Onlangs lag mijn 5-jarige zoon een week in het ziekenhuis vanwege een hartoperatie. Dit was een spannende en ingrijpende gebeurtenis. Om ingrepen zoals het plaatsen van een infuus, het verwijderen van een drain en bloedafnames zo goed mogelijk te laten verlopen, heb ik veelvuldig gebruik gemaakt van de tips in deze blog. Omdat ik er zelf veel aan gehad heb, deel ik ze graag.
Natuurlijk is het niet leuk als je kind zoiets moet ondergaan, maar weet dus dat er dingen zijn die je als ouder kunt doen om hierbij te helpen. Overleg ook vooral met je zorgverlener(s) om samen tot een goed plan te komen.
Ik heb de inhoud van deze blog ook in een Podcast opgenomen (zie hieronder).

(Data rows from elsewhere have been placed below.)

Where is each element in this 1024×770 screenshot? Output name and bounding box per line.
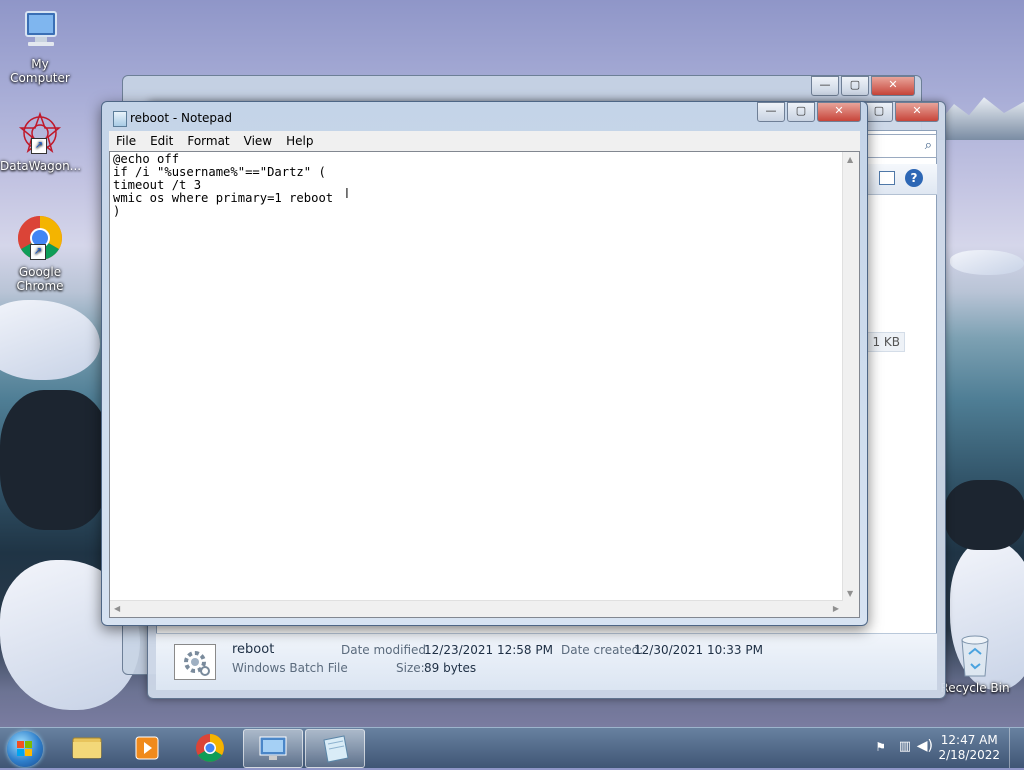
- size-value: 89 bytes: [424, 661, 477, 675]
- search-icon[interactable]: ⌕: [925, 138, 932, 153]
- notepad-icon: [323, 735, 349, 763]
- wallpaper-ice: [950, 250, 1024, 275]
- search-box[interactable]: ⌕: [865, 134, 937, 158]
- notepad-icon: [113, 111, 127, 127]
- maximize-button[interactable]: ▢: [787, 102, 815, 122]
- wallpaper-ice: [0, 300, 100, 380]
- taskbar-notepad-button[interactable]: [305, 729, 365, 768]
- taskbar-media-player-button[interactable]: [119, 729, 177, 766]
- preview-pane-icon[interactable]: [879, 171, 895, 185]
- chrome-icon: ↗: [16, 214, 64, 262]
- window-controls: — ▢ ✕: [809, 76, 915, 96]
- horizontal-scrollbar[interactable]: ◀ ▶: [110, 600, 843, 617]
- minimize-button[interactable]: —: [811, 76, 839, 96]
- resize-grip-icon[interactable]: [843, 601, 859, 617]
- start-button[interactable]: [7, 731, 43, 767]
- desktop-icon-google-chrome[interactable]: ↗ Google Chrome: [0, 214, 80, 293]
- batch-file-icon: [174, 644, 216, 680]
- date-created-value: 12/30/2021 10:33 PM: [634, 643, 763, 657]
- menu-bar: File Edit Format View Help: [109, 131, 860, 151]
- windows-logo-icon: [17, 741, 32, 756]
- media-player-icon: [135, 736, 159, 760]
- date-created-label: Date created:: [561, 643, 644, 657]
- desktop-icon-recycle-bin[interactable]: Recycle Bin: [937, 632, 1013, 695]
- shortcut-arrow-icon: ↗: [30, 244, 46, 260]
- computer-icon: [18, 8, 62, 54]
- help-icon[interactable]: ?: [905, 169, 923, 187]
- close-button[interactable]: ✕: [871, 76, 915, 96]
- taskbar: ⚑ ▥ ◀) 12:47 AM 2/18/2022: [0, 727, 1024, 768]
- desktop-icon-label: My Computer: [10, 57, 70, 85]
- folder-icon: [72, 737, 102, 759]
- scroll-left-icon[interactable]: ◀: [114, 604, 120, 613]
- date-modified-value: 12/23/2021 12:58 PM: [424, 643, 553, 657]
- vertical-scrollbar[interactable]: ▲ ▼: [842, 152, 859, 601]
- close-button[interactable]: ✕: [817, 102, 861, 122]
- menu-file[interactable]: File: [109, 134, 143, 148]
- details-pane: reboot Windows Batch File Date modified:…: [156, 633, 937, 690]
- size-column-cell: 1 KB: [867, 332, 905, 352]
- text-cursor-icon: I: [345, 187, 349, 202]
- desktop-icon-datawagon[interactable]: ↗ DataWagon...: [0, 110, 82, 173]
- maximize-button[interactable]: ▢: [865, 102, 893, 122]
- clock-date: 2/18/2022: [938, 748, 1000, 762]
- menu-help[interactable]: Help: [279, 134, 320, 148]
- window-controls: — ▢ ✕: [755, 102, 861, 122]
- recycle-bin-icon: [957, 632, 993, 678]
- explorer-toolbar: ?: [861, 164, 937, 195]
- volume-icon[interactable]: ◀): [917, 738, 933, 754]
- scroll-up-icon[interactable]: ▲: [847, 155, 853, 164]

Je vindt de podcast ook in Spotify en Apple Podcasts (iTunes).
1. Bereid je kind voor
Leg uit wat er gaat gebeuren. Doe dit eventueel met behulp van een boekje of filmpje. Gebruik hierbij zoveel mogelijk neutrale of positieve bewoordingen, zoals “Je krijgt medicijnen om te zorgen dat je gezond blijft/ beter wordt”.
Om mijn zoontje (5) voor te bereiden op de ziekenhuisopname en operatie gebruikten wij het boekje Hartsvriendjes van de Hartstichting over Kris Krokodil.
2. Vermijd woorden als ‘pijn’ en ‘prikken’
Wanneer je dingen zegt als: “Het gaat even pijn doen” of “Komt de prik”, creëer je een negatieve verwachting en zet je kind zich schrap, waardoor het juist meer angst en pijn zal ervaren.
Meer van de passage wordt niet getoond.